Aging: Because Queue 1 has priority over Queue 2 and Queue 3, and the HPF strategy is

applied, starvation may occur. That is, some customers in Queue 2 and Queue 3 may never

get to run because there is always a customer with higher priority in Queue 1. To solve the

starvation issue, you must implement a mechanism which ages each customer. This need not be

done every time a customer run as this will slow the system down, but say once after every 7

customer runs. That is, if a customer has waited 7 runs of other customers since its last run, its

priority number will be increased by one. In this way, the priority of each customer in Queue 2

and Queue 3 increases gradually in proportion to the waiting time since the last run.

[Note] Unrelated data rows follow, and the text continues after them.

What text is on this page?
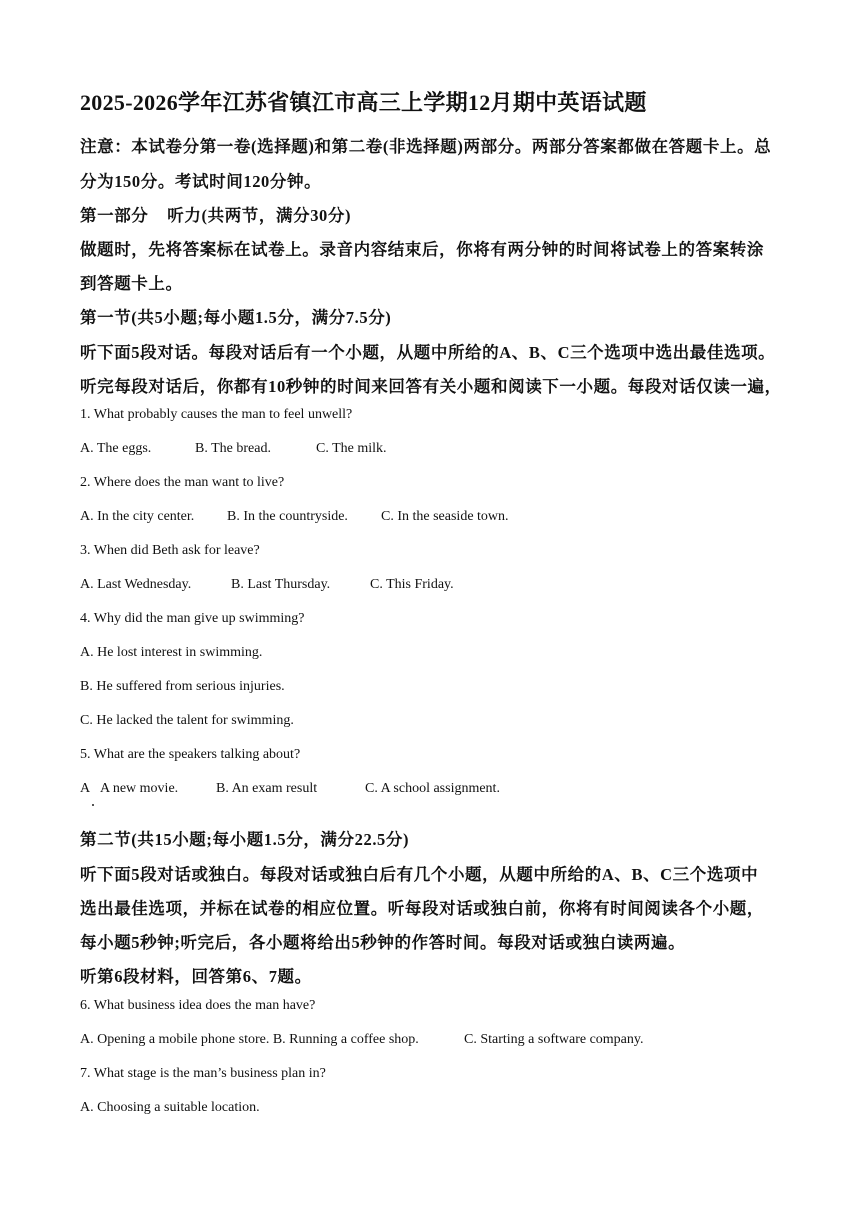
2025-2026学年江苏省镇江市高三上学期12月期中英语试题
注意：本试卷分第一卷(选择题)和第二卷(非选择题)两部分。两部分答案都做在答题卡上。总
分为150分。考试时间120分钟。
第一部分    听力(共两节，满分30分)
做题时，先将答案标在试卷上。录音内容结束后，你将有两分钟的时间将试卷上的答案转涂
到答题卡上。
第一节(共5小题;每小题1.5分，满分7.5分)
听下面5段对话。每段对话后有一个小题，从题中所给的A、B、C三个选项中选出最佳选项。
听完每段对话后，你都有10秒钟的时间来回答有关小题和阅读下一小题。每段对话仅读一遍，
1. What probably causes the man to feel unwell?
A. The eggs.	B. The bread.	C. The milk.
2. Where does the man want to live?
A. In the city center. B. In the countryside. C. In the seaside town.
3. When did Beth ask for leave?
A. Last Wednesday.	B. Last Thursday.	C. This Friday.
4. Why did the man give up swimming?
A. He lost interest in swimming.
B. He suffered from serious injuries.
C. He lacked the talent for swimming.
5. What are the speakers talking about?
A A new movie.	B. An exam result	C. A school assignment.
第二节(共15小题;每小题1.5分，满分22.5分)
听下面5段对话或独白。每段对话或独白后有几个小题，从题中所给的A、B、C三个选项中
选出最佳选项，并标在试卷的相应位置。听每段对话或独白前，你将有时间阅读各个小题，
每小题5秒钟;听完后，各小题将给出5秒钟的作答时间。每段对话或独白读两遍。
听第6段材料，回答第6、7题。
6. What business idea does the man have?
A. Opening a mobile phone store. B. Running a coffee shop.	C. Starting a software company.
7. What stage is the man’s business plan in?
A. Choosing a suitable location.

Note: If at time t, there are three customers with the same priority: a new arrival customer

A to Queue 1, a customer B moved to the end of Queue 1, a promoted customer C from Queue

2 to Queue 1, their order will be A → B → C. Same rule applies to Queue 2 and 3 regardless

of the priority.

抢占：一旦队列2（或队列3）中正在运行的客户被新的中断

从队列1（或从队列2）到达客户，该客户将留下其时间量

立即移动到队列的末尾。

老化：因为队列1优先于队列2和队列3，所以HPF策略是

应用，可能会发生饥饿。也就是说，队列2和队列3中的某些客户可能永远不会

得到运行，因为在队列1中始终有一个客户具有更高的优先级。解决问题

饥饿问题，你必须实施一个老化每个客户的机制。这不一定是

每次客户运行时都会这样做，因为这会降低系统速度，但每隔7次就会说一次

客户运行。也就是说，如果一个客户自上次运行以来已经等待了7次其他客户，那么就是这样

优先号将增加一个。这样，队列2中每个客户的优先级

并且队列3与自上次运行以来的等待时间成比例地逐渐增加。

注意：如果在时间t，有三个具有相同优先级的客户：新到货客户

A到队列1，客户B移到队列1的末尾，来自队列的升级客户C.

2到队列1，他们的顺序将是A→B→C。同样的规则适用于队列2和3，无论如何

优先权

Test

Input

Each customer is identified by a line in the input file. The line describes the customer ID,

arrival time, priority, age and the total time units required. For example s1 3 1 0 50 describes

a customer s1 who arrived at time 3 with priority 1 and age 0, and requires 50 time units.

Output

The output provides information of each customer execution. The line starts with the customer

ID, priority, arrival and termination times, ready time (the first time the system processes its

request) and durations of running and waiting.

测试

输入

每个客户都由输入文件中的一行标识。 该行描述了客户ID，

到达时间，优先级，年龄和所需的总时间单位。 例如，s1 3 1 0 50描述

客户s1在时间3到达，优先级为1，年龄为0，需要50个时间单位。

产量

输出提供每个客户执行的信息。 该行从客户开始

ID，优先级，到达和终止时间，就绪时间（系统首次处理它）

请求）和运行和等待的持续时间。